Ja nie byłam w stanie złapać powietrza a co dopiero im odpowiedzieć. Po kilkunastu minutach dopiero się odezwałam
-Idźcie stąd zaraz tu policja będzie, moi dziadkowie nie żyjom!
Moi znajomi wiedzieli, że lepiej się nic nie odzywać i nie pytać o szczegóły. Po godzinie przyjechała po mnie policja.
-Twoja matka już po ciebie jedzie.- oznajmili
-Żeee coo?
Nie miałam z nią kontaktu od 3 lat i teraz tak po prostu znowu mam z nią mieszkać?
-Ale skąd mieliście do niej numer? -dodałam po chwili
-Z telefonu twojej babci.
-A ona się tak po prostu zgodziła?
-Ona już była w drodze gdy do niej dzwoniliśmy.
-Przecież ona nie mogła tego przewidzieć... Czy ona spowodowała ten wypadek? To nie możliwie.... Ale po co ona by miała to robić?..... Przecież ona mnie nie chciała.... - biłam się z myślami.
-Co ze mną teraz będzie?- spytałam.
-Pojedziemy na komisariat i poczekamy na twoją matkę.

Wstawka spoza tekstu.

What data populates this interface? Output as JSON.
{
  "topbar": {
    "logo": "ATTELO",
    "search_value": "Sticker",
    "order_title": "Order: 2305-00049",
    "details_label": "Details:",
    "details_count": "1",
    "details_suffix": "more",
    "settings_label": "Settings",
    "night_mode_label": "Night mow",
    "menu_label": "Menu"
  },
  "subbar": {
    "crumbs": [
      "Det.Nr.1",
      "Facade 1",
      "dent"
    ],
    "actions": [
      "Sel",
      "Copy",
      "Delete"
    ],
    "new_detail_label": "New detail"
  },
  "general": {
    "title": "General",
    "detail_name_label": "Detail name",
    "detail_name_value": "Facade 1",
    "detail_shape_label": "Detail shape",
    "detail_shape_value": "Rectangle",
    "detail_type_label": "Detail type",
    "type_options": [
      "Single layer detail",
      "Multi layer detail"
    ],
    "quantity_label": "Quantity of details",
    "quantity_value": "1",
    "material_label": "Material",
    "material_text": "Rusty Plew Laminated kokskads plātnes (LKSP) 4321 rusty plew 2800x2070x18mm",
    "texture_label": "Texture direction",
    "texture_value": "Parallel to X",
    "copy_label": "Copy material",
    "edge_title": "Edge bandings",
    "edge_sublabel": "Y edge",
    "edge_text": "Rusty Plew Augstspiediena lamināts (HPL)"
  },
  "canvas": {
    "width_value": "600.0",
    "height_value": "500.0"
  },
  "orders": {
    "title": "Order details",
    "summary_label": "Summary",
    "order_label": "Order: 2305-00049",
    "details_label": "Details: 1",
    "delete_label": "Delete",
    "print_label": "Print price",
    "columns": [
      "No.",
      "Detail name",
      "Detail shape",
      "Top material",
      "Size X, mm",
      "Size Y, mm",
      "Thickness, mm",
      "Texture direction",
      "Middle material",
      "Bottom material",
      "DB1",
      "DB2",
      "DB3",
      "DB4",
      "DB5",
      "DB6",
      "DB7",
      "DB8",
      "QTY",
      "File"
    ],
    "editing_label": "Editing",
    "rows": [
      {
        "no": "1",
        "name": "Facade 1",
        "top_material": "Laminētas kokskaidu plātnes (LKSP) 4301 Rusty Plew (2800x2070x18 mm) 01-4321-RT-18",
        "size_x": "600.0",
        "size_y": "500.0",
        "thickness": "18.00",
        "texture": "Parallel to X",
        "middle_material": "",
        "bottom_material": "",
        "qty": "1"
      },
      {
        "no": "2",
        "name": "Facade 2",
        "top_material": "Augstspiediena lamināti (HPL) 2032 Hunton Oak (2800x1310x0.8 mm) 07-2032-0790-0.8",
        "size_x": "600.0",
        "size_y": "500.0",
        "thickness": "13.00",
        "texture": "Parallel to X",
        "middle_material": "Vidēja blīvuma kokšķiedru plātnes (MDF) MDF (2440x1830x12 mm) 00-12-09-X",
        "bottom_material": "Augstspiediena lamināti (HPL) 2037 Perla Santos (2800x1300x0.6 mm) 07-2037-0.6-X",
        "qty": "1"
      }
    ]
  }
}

Dojechaliśmy wzięli mnie do jakiegoś pomieszczenia i pytali o jakieś dziwne rzeczy dokładnie nie pamiętam.Coś typu:
-Czy dziadek coś pił? (Bo to on prowadził) albo:
-Czy widziałam żeby dziadek miał jakiś problem, chorował na coś? albo czy pokłócił się z kimś? Głowiłam się do czego są potrzebne te pytania. Później spytali się mnie czy jestem głodna, bądź czy chce mi się spać. Odmówiłam, ponieważ chciałam to wszystko przemyśleć. Nagle dostałam SMS:

"Już jadę aniołku"

To był na bank SMS od mamy. Ale zaraz, zaraz skąd ona ma mój numer?